By the time she arrived back at Raleigh, it was almost dinnertime, and students were making their way in the direction of the grand dining hall, decked out in their flowing black formal robes. Twice a week Raleigh hosted a “formal hall”—a lavish three-course meal complete with wait service and wines, for which ceremonial robes and RSVP payment was required. Cassie had never attended, but she knew it was popular with the other students, who enjoyed inviting visiting family or friends from neighboring colleges and dressing up in their fancier clothing. They would gather in some of the event rooms for cocktails beforehand, and often afterward too, tipsy laughter echoing late into the night.

When Cassie walked in the door, Evie was getting ready to leave, fixing on a pair of sparkling diamond earrings and shimmying her feet into a pair of heels. “There you are!” she exclaimed. “I've been waiting for you. When will you get a cell phone, like everyone else?”

“Sorry,” Cassie apologized, setting down her bag. “What's up?”

“Formal hall at Merton,” Evie announced, naming a college nearby. “We've got a spare ticket, want to come? It'll be fun, I promise.”

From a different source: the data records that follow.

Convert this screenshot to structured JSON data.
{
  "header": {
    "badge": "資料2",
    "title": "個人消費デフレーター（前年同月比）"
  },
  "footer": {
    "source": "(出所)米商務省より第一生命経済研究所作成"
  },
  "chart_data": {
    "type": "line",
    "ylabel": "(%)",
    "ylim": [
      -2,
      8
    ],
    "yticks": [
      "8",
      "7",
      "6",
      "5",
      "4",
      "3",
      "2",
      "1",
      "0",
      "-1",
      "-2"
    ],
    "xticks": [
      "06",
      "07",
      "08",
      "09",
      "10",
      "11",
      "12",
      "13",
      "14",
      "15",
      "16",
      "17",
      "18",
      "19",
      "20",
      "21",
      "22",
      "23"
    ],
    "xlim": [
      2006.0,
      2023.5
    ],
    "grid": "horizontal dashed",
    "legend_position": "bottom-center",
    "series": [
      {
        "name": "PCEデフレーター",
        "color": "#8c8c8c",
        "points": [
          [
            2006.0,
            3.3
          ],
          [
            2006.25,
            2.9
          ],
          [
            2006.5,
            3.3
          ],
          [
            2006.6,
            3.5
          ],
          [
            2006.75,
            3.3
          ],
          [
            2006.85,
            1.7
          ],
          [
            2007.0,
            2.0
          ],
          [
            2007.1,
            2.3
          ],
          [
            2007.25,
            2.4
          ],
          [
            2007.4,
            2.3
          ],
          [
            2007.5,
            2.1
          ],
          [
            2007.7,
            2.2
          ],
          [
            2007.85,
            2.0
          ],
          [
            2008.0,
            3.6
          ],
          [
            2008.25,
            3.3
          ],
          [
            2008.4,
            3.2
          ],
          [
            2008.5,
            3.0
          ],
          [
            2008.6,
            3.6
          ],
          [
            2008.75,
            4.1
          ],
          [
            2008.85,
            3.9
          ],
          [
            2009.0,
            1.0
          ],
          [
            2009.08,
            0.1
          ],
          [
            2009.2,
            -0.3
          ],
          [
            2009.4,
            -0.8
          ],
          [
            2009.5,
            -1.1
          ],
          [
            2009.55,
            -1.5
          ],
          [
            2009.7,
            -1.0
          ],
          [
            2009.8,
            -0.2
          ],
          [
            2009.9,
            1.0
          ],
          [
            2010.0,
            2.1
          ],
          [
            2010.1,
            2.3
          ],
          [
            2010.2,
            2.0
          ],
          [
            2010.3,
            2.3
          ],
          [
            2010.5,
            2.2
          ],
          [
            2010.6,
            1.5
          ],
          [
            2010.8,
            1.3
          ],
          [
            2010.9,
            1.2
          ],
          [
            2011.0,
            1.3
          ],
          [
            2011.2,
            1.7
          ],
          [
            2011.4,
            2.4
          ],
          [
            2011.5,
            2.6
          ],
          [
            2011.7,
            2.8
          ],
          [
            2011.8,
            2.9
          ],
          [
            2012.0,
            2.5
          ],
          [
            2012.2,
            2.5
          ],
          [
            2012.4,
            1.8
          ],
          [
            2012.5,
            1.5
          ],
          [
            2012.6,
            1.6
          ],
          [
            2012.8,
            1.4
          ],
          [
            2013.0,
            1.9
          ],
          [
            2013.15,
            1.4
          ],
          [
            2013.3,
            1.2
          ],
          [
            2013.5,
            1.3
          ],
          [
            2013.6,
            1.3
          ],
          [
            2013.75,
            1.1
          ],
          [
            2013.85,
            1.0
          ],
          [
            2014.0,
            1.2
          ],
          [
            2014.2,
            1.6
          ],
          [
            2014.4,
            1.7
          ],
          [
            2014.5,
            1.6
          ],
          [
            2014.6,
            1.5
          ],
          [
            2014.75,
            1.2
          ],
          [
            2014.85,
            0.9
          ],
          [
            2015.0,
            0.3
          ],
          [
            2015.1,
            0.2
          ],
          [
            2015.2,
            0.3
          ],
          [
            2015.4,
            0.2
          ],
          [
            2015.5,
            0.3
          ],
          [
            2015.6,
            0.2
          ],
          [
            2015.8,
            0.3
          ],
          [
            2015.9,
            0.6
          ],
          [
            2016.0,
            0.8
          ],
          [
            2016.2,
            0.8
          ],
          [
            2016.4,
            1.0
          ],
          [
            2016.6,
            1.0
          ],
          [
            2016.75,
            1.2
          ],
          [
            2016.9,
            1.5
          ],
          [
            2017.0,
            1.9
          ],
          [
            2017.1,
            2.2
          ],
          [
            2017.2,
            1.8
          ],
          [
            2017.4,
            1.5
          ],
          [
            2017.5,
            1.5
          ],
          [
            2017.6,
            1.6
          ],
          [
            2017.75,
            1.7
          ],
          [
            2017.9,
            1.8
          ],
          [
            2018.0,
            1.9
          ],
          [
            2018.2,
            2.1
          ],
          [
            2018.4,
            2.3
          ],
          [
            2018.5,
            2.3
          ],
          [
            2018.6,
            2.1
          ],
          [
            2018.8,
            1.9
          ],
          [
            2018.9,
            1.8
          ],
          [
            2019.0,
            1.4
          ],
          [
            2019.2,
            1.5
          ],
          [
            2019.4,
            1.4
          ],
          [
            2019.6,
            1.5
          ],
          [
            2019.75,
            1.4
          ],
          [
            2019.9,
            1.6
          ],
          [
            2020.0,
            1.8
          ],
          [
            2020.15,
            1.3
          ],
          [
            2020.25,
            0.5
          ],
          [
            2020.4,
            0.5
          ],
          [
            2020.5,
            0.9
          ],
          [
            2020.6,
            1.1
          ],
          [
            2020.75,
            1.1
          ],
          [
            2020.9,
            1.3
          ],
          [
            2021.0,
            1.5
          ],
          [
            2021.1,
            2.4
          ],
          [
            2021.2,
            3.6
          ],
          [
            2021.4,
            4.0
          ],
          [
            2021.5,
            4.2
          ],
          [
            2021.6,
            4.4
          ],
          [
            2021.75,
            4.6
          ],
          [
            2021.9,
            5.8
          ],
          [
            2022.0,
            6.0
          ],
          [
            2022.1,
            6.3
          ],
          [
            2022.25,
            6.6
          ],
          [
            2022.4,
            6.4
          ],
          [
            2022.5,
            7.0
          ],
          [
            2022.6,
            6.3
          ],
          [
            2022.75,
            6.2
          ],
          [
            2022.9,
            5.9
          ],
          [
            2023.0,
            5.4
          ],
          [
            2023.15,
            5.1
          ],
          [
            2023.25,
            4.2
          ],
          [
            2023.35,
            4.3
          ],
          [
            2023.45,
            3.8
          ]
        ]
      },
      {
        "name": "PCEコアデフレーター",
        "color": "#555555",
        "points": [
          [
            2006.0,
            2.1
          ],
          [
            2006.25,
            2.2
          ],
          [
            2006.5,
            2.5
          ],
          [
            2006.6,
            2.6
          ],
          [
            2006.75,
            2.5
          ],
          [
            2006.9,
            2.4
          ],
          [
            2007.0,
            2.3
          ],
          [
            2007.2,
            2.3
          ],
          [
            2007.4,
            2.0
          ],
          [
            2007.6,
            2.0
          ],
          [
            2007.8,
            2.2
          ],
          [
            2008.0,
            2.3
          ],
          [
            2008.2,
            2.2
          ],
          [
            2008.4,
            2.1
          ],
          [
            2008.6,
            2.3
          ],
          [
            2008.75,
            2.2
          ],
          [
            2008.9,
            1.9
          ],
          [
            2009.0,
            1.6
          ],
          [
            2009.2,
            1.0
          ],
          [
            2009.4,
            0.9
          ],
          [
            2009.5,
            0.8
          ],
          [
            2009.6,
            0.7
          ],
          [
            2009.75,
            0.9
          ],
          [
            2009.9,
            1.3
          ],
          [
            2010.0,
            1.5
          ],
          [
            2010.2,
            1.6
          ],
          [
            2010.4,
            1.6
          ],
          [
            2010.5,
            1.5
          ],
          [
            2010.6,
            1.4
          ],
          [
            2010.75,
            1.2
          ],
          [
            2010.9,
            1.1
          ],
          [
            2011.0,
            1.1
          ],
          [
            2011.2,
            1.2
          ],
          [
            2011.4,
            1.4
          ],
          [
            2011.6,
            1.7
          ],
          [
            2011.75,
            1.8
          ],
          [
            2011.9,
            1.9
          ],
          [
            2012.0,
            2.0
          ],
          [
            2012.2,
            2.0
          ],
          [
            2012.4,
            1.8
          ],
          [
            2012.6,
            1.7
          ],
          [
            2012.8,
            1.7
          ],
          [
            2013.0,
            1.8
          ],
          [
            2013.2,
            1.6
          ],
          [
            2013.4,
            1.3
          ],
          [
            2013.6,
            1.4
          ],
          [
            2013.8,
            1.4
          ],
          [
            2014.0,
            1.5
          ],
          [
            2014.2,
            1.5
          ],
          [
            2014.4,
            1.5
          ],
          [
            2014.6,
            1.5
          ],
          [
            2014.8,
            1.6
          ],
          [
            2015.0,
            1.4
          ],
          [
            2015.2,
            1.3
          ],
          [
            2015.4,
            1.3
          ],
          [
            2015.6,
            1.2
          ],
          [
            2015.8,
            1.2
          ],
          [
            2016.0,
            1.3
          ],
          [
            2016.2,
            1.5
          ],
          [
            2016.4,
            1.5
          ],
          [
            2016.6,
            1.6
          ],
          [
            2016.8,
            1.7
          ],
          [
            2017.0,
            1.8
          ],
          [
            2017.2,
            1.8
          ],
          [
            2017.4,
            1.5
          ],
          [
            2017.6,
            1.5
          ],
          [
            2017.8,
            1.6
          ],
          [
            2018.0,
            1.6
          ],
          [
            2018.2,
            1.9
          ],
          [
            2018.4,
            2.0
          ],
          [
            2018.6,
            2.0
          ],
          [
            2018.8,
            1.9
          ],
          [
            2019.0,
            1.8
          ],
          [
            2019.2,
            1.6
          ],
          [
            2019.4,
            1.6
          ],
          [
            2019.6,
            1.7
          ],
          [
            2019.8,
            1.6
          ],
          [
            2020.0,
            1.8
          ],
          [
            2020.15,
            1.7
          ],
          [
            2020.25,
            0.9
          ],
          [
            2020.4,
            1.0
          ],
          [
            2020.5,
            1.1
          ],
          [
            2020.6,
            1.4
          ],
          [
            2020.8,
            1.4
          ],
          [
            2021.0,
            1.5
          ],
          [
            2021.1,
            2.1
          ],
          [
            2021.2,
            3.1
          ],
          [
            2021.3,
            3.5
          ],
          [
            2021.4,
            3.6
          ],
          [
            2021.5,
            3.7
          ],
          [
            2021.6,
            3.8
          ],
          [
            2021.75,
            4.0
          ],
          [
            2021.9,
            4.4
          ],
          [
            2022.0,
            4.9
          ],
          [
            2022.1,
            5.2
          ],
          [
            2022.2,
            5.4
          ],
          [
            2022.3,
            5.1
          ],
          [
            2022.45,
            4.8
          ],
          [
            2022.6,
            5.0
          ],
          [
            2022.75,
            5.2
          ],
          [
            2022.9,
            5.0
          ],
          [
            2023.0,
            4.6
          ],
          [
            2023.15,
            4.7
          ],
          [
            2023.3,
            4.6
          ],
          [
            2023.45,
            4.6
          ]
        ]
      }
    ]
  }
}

“I don't know . . .” Cassie was already shaking her head.

“You're always promising to come out with me, and you never do,” Evie told her, mocking a pout. “Olivia was asking after you.”

Cassie paused. “Olivia will be there?”

“The whole gang.” Evie nodded, slipping a lipstick into her jeweled clutch. “What do you say?”

Cassie thought fast. She wanted to talk to Evie about her research into Raleigh and the rest of the School of Night. Despite Elliot's denials, she wasn't so sure that this society was just a rumor; somebody had slipped the photo into her mailbox for a reason, and if the group still existed . . . If her mother had been involved with one of Oxford's most elite secret societies . . .

There were too many questions whirling around her mind, shadows and possibilities, but Cassie knew she wasn't going to discover the truth holed up alone in her garret or cloistered in the library. She needed access to the most exclusive social circles in the city for her answers. And there were none more exclusive than the Mandevilles and their clique.